Sen. Rick Scott, R-Fla., sent a letter to the FBI in August on this issue blasting the agency and calling for accountability.

Notably, the 702 provision expires at the end of this year unless Congress reauthorizes it. Wray has offered options to make changes to improve the program, but Scott shared Lee’s sentiment, saying those changes were broad and lacked details or a sense of substantial reform.

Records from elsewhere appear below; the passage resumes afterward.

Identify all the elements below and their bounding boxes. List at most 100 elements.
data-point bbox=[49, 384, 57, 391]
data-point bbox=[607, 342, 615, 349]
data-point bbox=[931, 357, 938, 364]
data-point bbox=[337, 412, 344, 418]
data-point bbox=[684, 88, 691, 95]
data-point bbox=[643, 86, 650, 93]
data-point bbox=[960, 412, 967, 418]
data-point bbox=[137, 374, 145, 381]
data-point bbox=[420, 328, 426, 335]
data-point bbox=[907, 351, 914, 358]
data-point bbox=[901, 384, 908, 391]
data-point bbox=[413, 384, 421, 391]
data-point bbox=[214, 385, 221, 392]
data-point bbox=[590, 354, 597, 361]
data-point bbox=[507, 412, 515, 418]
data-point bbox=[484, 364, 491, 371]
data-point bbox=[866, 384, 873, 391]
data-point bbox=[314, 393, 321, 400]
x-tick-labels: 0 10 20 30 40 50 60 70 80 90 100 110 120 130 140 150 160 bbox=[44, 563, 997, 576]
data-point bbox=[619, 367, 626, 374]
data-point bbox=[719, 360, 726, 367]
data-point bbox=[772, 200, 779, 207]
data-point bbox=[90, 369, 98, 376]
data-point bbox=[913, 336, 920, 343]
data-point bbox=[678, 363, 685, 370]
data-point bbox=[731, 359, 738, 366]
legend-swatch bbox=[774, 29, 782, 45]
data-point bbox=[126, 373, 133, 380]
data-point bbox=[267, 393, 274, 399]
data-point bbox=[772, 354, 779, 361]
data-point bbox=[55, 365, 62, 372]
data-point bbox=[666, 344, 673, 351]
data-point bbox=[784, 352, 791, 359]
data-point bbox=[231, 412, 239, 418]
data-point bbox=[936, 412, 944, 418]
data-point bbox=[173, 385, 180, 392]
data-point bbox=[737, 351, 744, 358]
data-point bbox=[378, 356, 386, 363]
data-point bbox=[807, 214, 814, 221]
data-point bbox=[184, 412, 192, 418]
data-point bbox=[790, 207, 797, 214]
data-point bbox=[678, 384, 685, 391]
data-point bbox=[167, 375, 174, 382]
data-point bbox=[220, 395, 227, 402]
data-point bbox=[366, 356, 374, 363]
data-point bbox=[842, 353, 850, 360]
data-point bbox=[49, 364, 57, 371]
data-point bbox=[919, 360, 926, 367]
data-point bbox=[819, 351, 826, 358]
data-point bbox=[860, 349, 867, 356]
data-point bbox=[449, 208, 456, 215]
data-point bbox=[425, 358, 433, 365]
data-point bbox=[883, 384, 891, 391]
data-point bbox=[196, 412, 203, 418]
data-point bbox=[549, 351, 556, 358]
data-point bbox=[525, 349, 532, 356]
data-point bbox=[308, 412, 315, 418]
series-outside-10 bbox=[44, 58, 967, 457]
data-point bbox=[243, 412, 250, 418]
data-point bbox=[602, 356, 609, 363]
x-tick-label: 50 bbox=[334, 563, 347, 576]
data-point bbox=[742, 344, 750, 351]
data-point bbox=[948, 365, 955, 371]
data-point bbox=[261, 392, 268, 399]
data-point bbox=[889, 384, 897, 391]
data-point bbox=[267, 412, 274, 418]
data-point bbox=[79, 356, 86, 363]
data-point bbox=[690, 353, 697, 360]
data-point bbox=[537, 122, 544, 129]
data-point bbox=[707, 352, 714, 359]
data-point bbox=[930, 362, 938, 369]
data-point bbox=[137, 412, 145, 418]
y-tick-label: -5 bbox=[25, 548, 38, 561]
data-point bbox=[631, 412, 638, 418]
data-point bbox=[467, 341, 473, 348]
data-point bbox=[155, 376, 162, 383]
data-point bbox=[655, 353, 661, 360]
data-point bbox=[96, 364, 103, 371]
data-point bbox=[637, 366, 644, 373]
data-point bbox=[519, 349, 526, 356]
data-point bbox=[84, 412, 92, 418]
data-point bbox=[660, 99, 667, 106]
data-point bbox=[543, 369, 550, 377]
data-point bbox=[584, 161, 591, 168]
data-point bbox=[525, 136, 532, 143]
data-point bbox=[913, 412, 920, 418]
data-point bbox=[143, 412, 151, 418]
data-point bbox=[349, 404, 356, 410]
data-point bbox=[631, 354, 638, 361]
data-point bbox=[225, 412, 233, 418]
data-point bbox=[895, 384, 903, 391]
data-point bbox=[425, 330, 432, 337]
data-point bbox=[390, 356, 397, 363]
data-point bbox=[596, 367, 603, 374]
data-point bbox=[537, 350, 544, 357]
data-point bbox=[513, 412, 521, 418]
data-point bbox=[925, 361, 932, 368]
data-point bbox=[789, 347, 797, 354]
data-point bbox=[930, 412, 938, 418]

“In the face of these rampant abuses, it was disappointing that you are lobbying Congress to renew the Section 702 authorities without substantial reforms, and without public disclosure of accountability,” the letter said. “If you agree with me that the hundreds of thousands of unlawful, warrantless searches of U.S. citizen information your agency has conducted under Section 702 are entirely unacceptable, to attempt to regain the American public’s trust, please explain the accountability for those rogue agents who conducted those illegal queries.”